7) RK4 — Four-stage stochastic Runge-Kutta

The highest-order methods in sdepack, using four stages for maximum accuracy.

The general update formula is:

\[ X_{k+1} = X_1 + A_{51}K_1 + A_{52}K_2 + A_{53}K_3 + A_{54}K_4. \]

The time-invariant and time-variant variants use different Kasdin coefficient sets, optimized for their respective problem classes. See the API Reference for the complete coefficient tables.

8) Convergence and accuracy considerations

Strong vs. weak convergence

When assessing the quality of a numerical SDE solver, two notions of convergence are distinguished:

  • Strong convergence — accuracy of individual sample paths. A method has strong order \(\gamma\) if: $\(E[|X_T - Y_N|] \le C \cdot (\Delta t)^\gamma.\)$

  • Weak convergence — accuracy of statistical quantities (expectations). A method has weak order \(\gamma\) if for all sufficiently smooth \(g\): $\(|E[g(X_T)] - E[g(Y_N)]| \le C \cdot (\Delta t)^\gamma.\)$

Weak convergence is often sufficient for Monte Carlo applications (computing expectations, pricing derivatives), while strong convergence matters when tracking individual trajectories or coupling paths.

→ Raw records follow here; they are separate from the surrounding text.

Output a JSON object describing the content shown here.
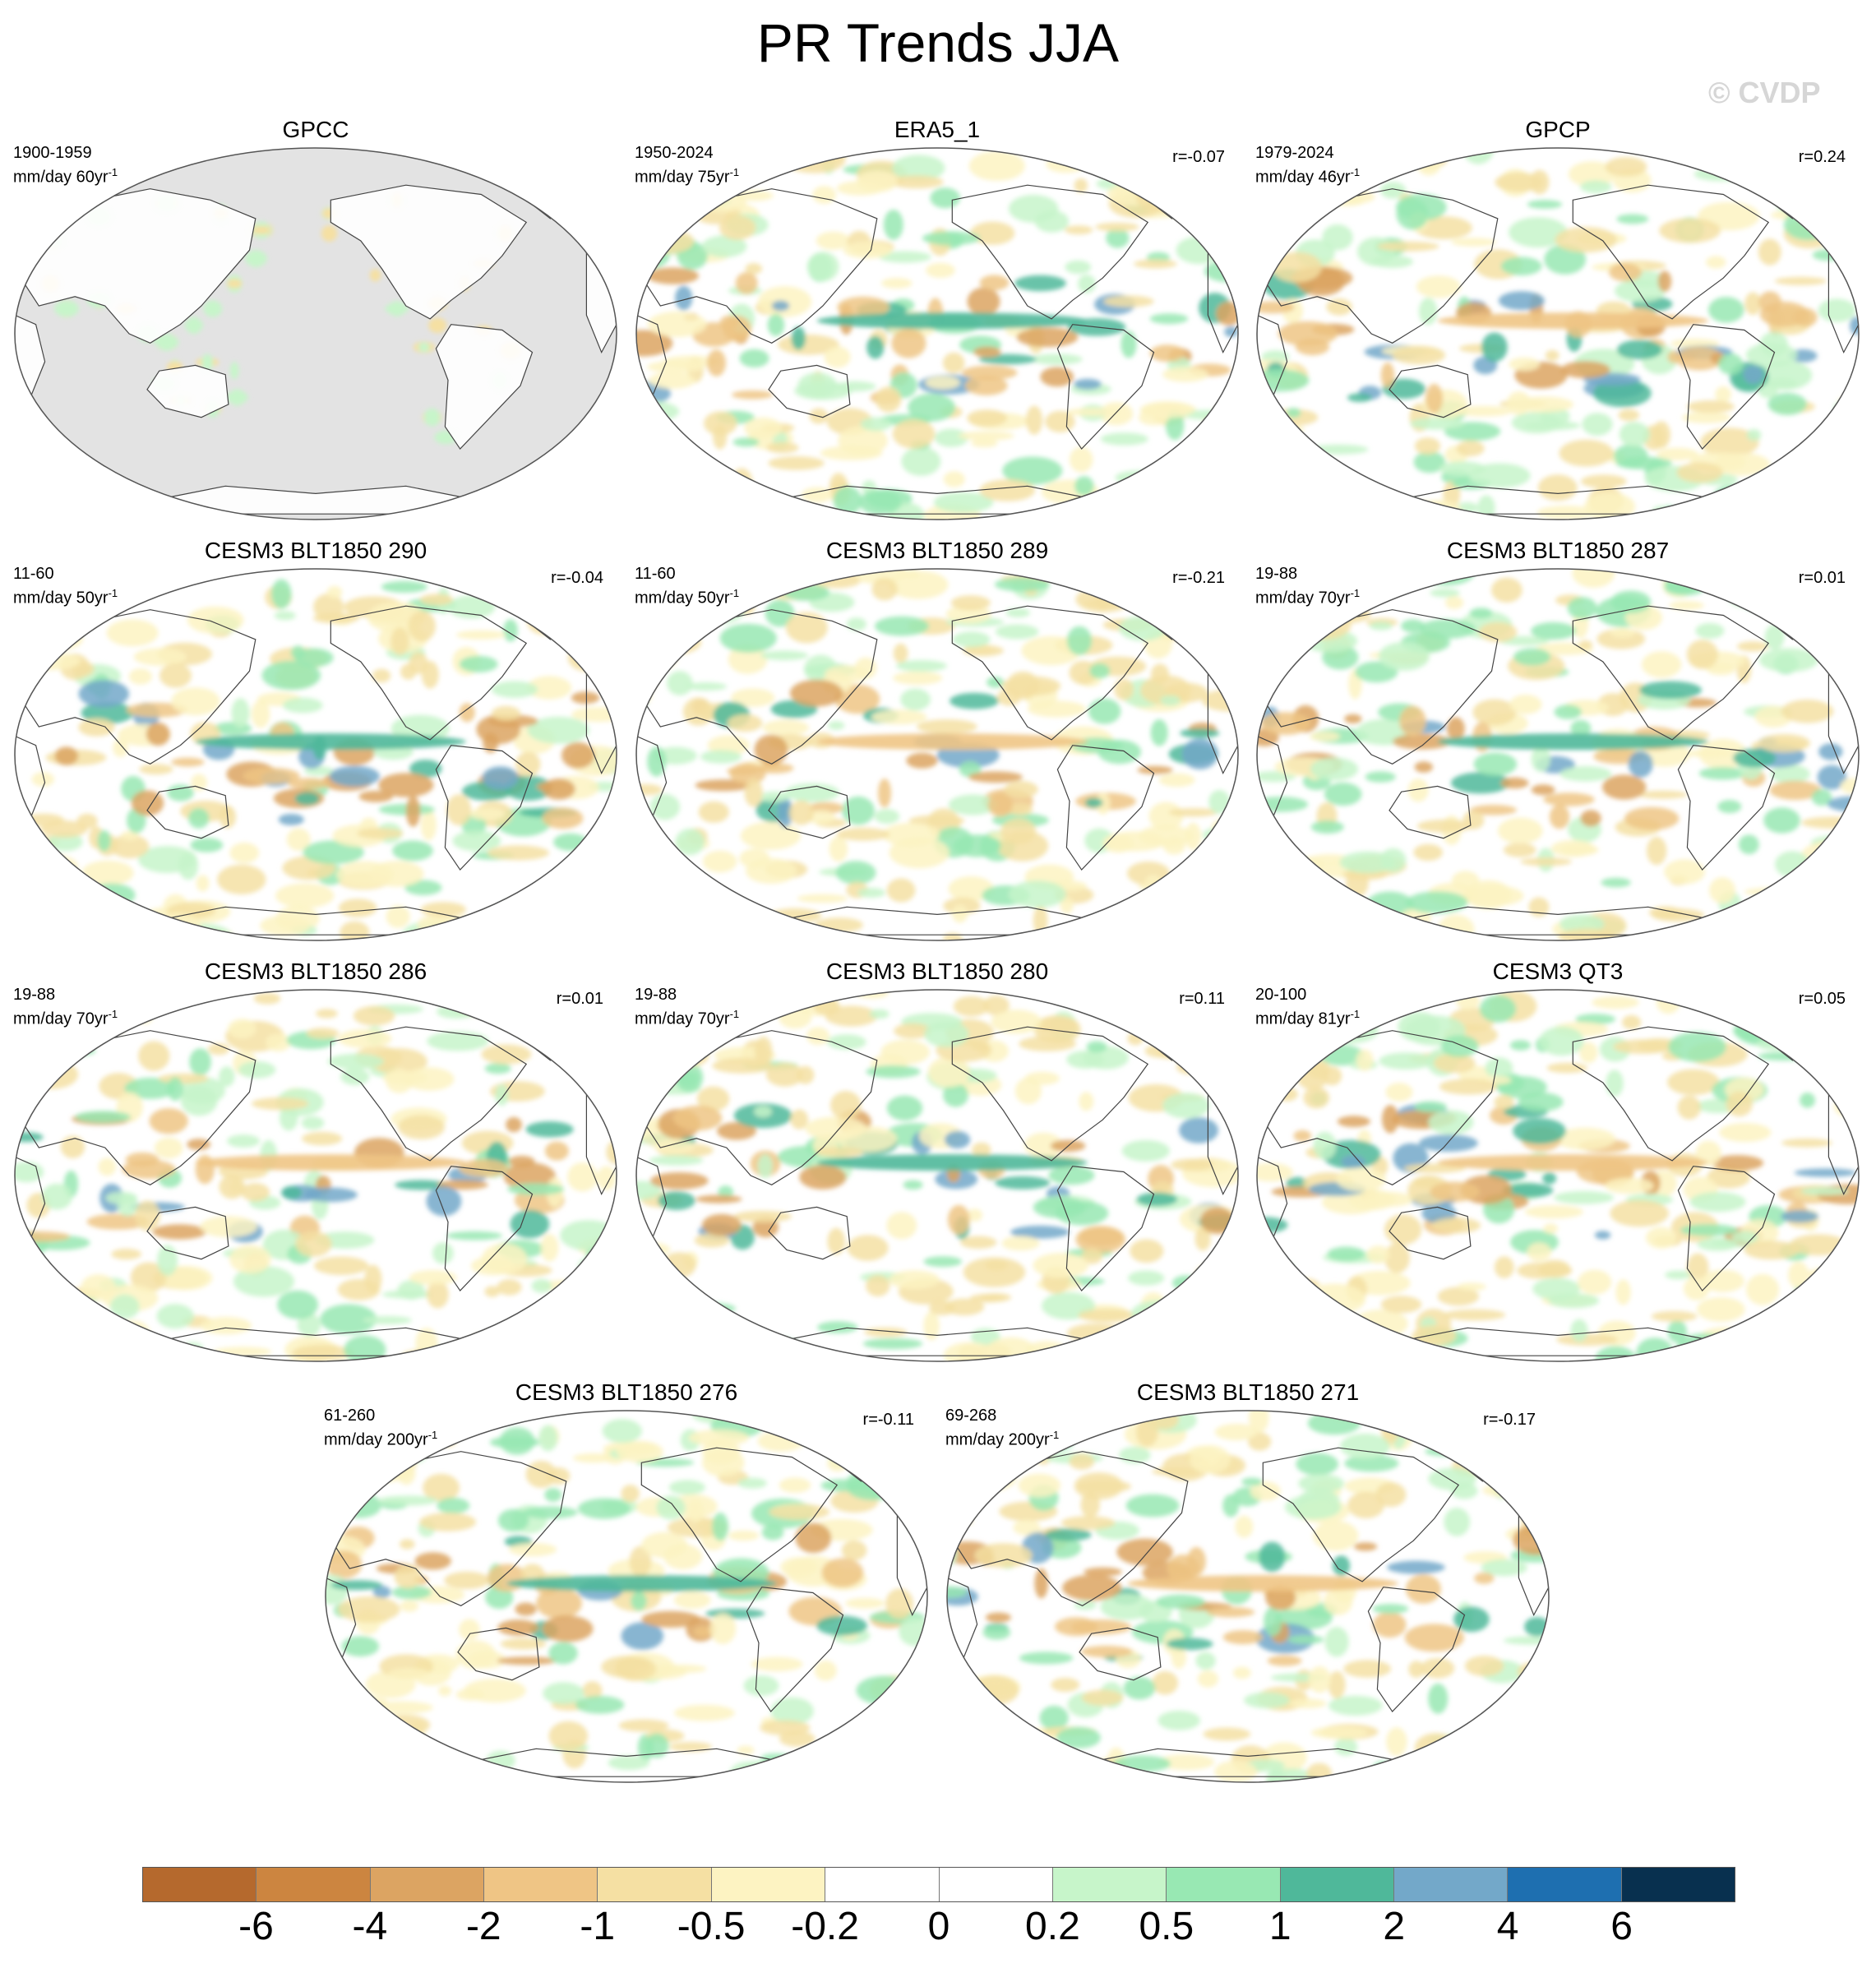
{
  "title": "PR Trends JJA",
  "watermark": "© CVDP",
  "panels": [
    {
      "title": "GPCC",
      "period": "1900-1959",
      "units": "mm/day 60yr",
      "units_sup": "-1",
      "r": "",
      "masked": true
    },
    {
      "title": "ERA5_1",
      "period": "1950-2024",
      "units": "mm/day 75yr",
      "units_sup": "-1",
      "r": "r=-0.07",
      "masked": false
    },
    {
      "title": "GPCP",
      "period": "1979-2024",
      "units": "mm/day 46yr",
      "units_sup": "-1",
      "r": "r=0.24",
      "masked": false
    },
    {
      "title": "CESM3 BLT1850 290",
      "period": "11-60",
      "units": "mm/day 50yr",
      "units_sup": "-1",
      "r": "r=-0.04",
      "masked": false
    },
    {
      "title": "CESM3 BLT1850 289",
      "period": "11-60",
      "units": "mm/day 50yr",
      "units_sup": "-1",
      "r": "r=-0.21",
      "masked": false
    },
    {
      "title": "CESM3 BLT1850 287",
      "period": "19-88",
      "units": "mm/day 70yr",
      "units_sup": "-1",
      "r": "r=0.01",
      "masked": false
    },
    {
      "title": "CESM3 BLT1850 286",
      "period": "19-88",
      "units": "mm/day 70yr",
      "units_sup": "-1",
      "r": "r=0.01",
      "masked": false
    },
    {
      "title": "CESM3 BLT1850 280",
      "period": "19-88",
      "units": "mm/day 70yr",
      "units_sup": "-1",
      "r": "r=0.11",
      "masked": false
    },
    {
      "title": "CESM3 QT3",
      "period": "20-100",
      "units": "mm/day 81yr",
      "units_sup": "-1",
      "r": "r=0.05",
      "masked": false
    },
    {
      "title": "CESM3 BLT1850 276",
      "period": "61-260",
      "units": "mm/day 200yr",
      "units_sup": "-1",
      "r": "r=-0.11",
      "masked": false
    },
    {
      "title": "CESM3 BLT1850 271",
      "period": "69-268",
      "units": "mm/day 200yr",
      "units_sup": "-1",
      "r": "r=-0.17",
      "masked": false
    }
  ],
  "colorbar": {
    "colors": [
      "#b5692d",
      "#cc8540",
      "#dca462",
      "#efc585",
      "#f5e0a3",
      "#fdf3c2",
      "#ffffff",
      "#ffffff",
      "#c7f5ca",
      "#98e8b3",
      "#4fb89a",
      "#73a8c9",
      "#1e6fb0",
      "#08304f"
    ],
    "labels": [
      "-6",
      "-4",
      "-2",
      "-1",
      "-0.5",
      "-0.2",
      "0",
      "0.2",
      "0.5",
      "1",
      "2",
      "4",
      "6"
    ]
  }
}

Relationship between solvers and order

The Kasdin Runge-Kutta schemes in sdepack are designed to achieve higher weak-order convergence. The Euler-Maruyama method (RK1) achieves weak order 1 and strong order ½. Higher-order stochastic RK methods generally improve the accuracy-per-step, allowing larger step sizes for the same error tolerance.

Step size guidance

Unlike deterministic ODEs, halving the step \(H\) in an SDE solver only reduces the strong error by a factor of \(\sqrt{2}\) (for Euler-Maruyama). Higher-order methods like RK4 benefit more from step refinement.

9) Random number generation

The solvers use a self-contained random number generation pipeline with two components:

Park-Miller LCG

A multiplicative linear congruential generator (LCG) based on the Park-Miller "minimal standard" PRNG:

\[ \mathrm{seed}_{n+1} = 16807\,\mathrm{seed}_n \bmod (2^{31}-1), \]

returning:

\[ u_n = \frac{\mathrm{seed}_n}{2^{31}-1} \in (0,1). \]

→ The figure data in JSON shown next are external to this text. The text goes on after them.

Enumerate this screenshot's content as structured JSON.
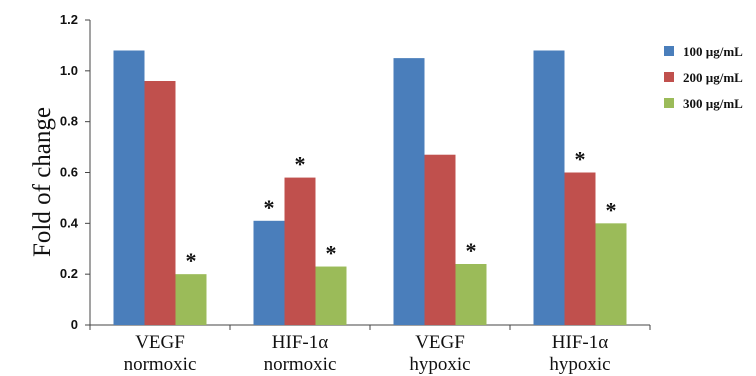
{
  "chart_data": {
    "type": "bar",
    "title": "",
    "xlabel": "",
    "ylabel": "Fold of change",
    "ylim": [
      0,
      1.2
    ],
    "yticks": [
      "0",
      "0.2",
      "0.4",
      "0.6",
      "0.8",
      "1.0",
      "1.2"
    ],
    "ytick_values": [
      0,
      0.2,
      0.4,
      0.6,
      0.8,
      1.0,
      1.2
    ],
    "categories": [
      {
        "line1": "VEGF",
        "line2": "normoxic"
      },
      {
        "line1": "HIF-1α",
        "line2": "normoxic"
      },
      {
        "line1": "VEGF",
        "line2": "hypoxic"
      },
      {
        "line1": "HIF-1α",
        "line2": "hypoxic"
      }
    ],
    "series": [
      {
        "name": "100 µg/mL",
        "color": "#4a7ebb",
        "values": [
          1.08,
          0.41,
          1.05,
          1.08
        ],
        "significant": [
          false,
          true,
          false,
          false
        ]
      },
      {
        "name": "200 µg/mL",
        "color": "#c0504d",
        "values": [
          0.96,
          0.58,
          0.67,
          0.6
        ],
        "significant": [
          false,
          true,
          false,
          true
        ]
      },
      {
        "name": "300 µg/mL",
        "color": "#9bbb59",
        "values": [
          0.2,
          0.23,
          0.24,
          0.4
        ],
        "significant": [
          true,
          true,
          true,
          true
        ]
      }
    ],
    "significance_marker": "*",
    "legend_position": "right",
    "grid": false
  }
}
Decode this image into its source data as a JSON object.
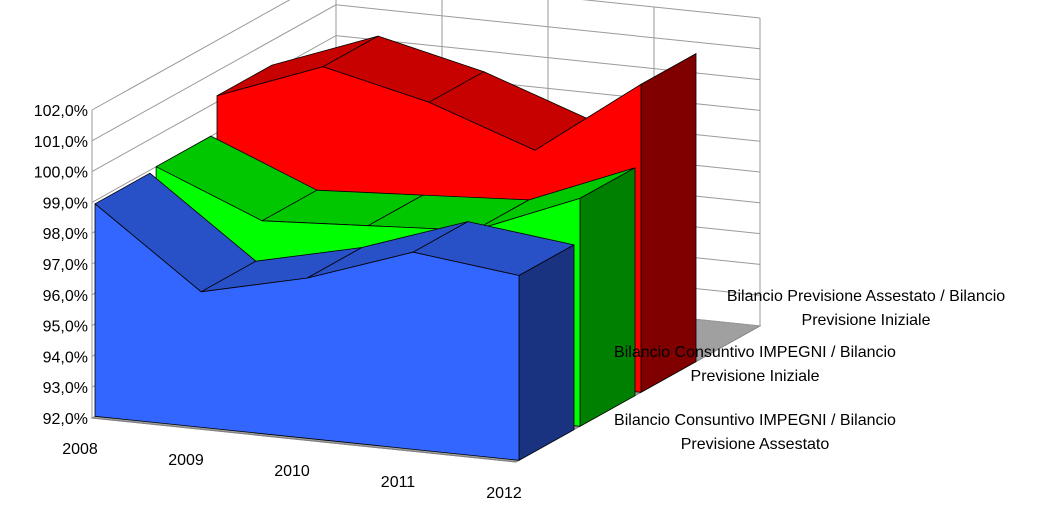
{
  "chart_data": {
    "type": "area",
    "variant": "3d-depth",
    "categories": [
      "2008",
      "2009",
      "2010",
      "2011",
      "2012"
    ],
    "ylim": [
      92.0,
      102.0
    ],
    "y_ticks": [
      "92,0%",
      "93,0%",
      "94,0%",
      "95,0%",
      "96,0%",
      "97,0%",
      "98,0%",
      "99,0%",
      "100,0%",
      "101,0%",
      "102,0%"
    ],
    "grid": true,
    "legend_position": "right",
    "series": [
      {
        "name_lines": [
          "Bilancio Consuntivo IMPEGNI / Bilancio",
          "Previsione Assestato"
        ],
        "color": "#3366ff",
        "values": [
          98.9,
          96.4,
          97.2,
          98.4,
          98.0
        ]
      },
      {
        "name_lines": [
          "Bilancio Consuntivo IMPEGNI / Bilancio",
          "Previsione Iniziale"
        ],
        "color": "#00ff00",
        "values": [
          99.0,
          97.6,
          97.8,
          98.0,
          99.4
        ]
      },
      {
        "name_lines": [
          "Bilancio Previsione Assestato / Bilancio",
          "Previsione Iniziale"
        ],
        "color": "#ff0000",
        "values": [
          100.2,
          101.5,
          100.7,
          99.5,
          102.0
        ]
      }
    ]
  }
}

Schrage's method is used to compute the modular arithmetic without intermediate overflow on 32-bit integers. The modulus \(2^{31}-1 = 2\,147\,483\,647\) is a Mersenne prime, ensuring the generator has maximal period \(2^{31}-2\).

Box-Muller transform

Converts pairs of uniform variates into standard normal variates using the Box-Muller transform:

\[ v_1 = \sqrt{-2\ln u_1}\cos(2\pi u_2),\qquad v_2 = \sqrt{-2\ln u_1}\sin(2\pi u_2), \]

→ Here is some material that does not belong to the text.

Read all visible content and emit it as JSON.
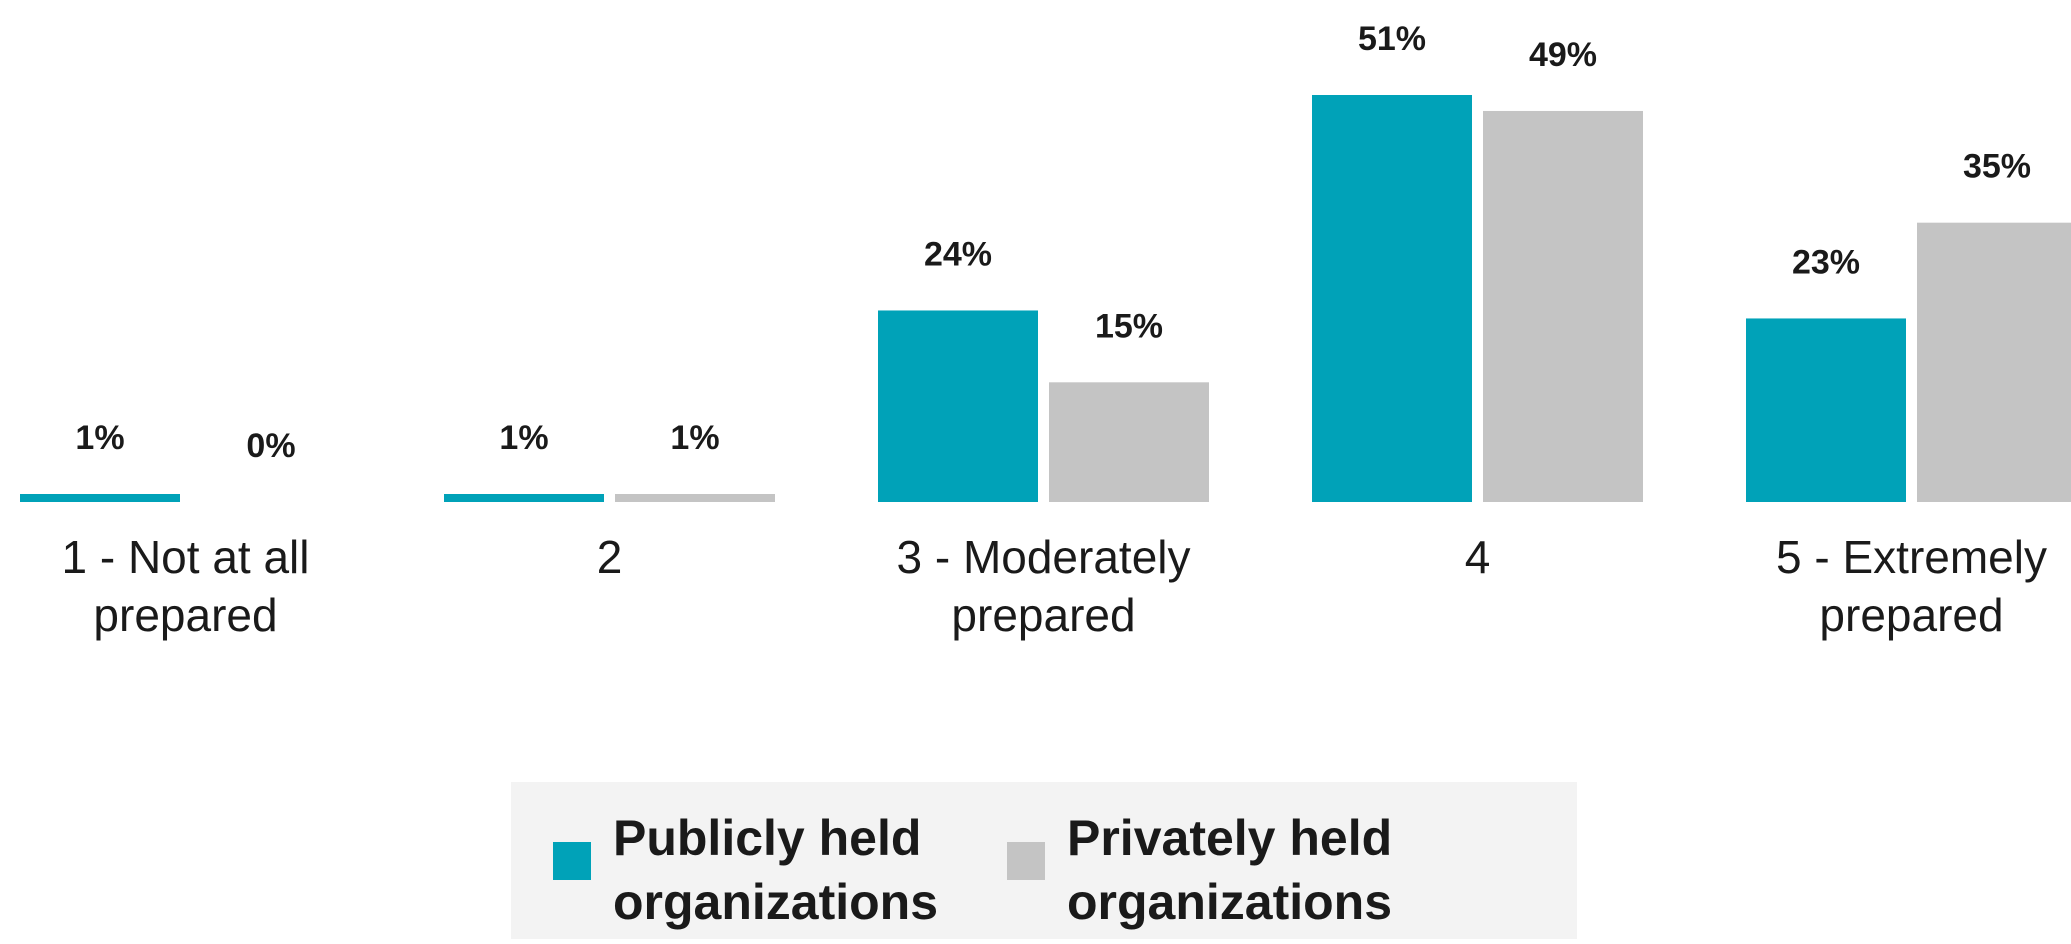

where \(u_1, u_2 \sim \mathrm{Uniform}(0,1)\). One value is returned immediately, and the other is cached for the next call, amortizing the cost of the transcendental functions.

Why a built-in RNG?

The use of a self-contained, deterministic PRNG (rather than the system or NumPy RNG) ensures exact bitwise reproducibility of trajectories given the same seed — regardless of platform, Python version, or NumPy version. This is critical for regression testing and for comparing solver outputs across different configurations.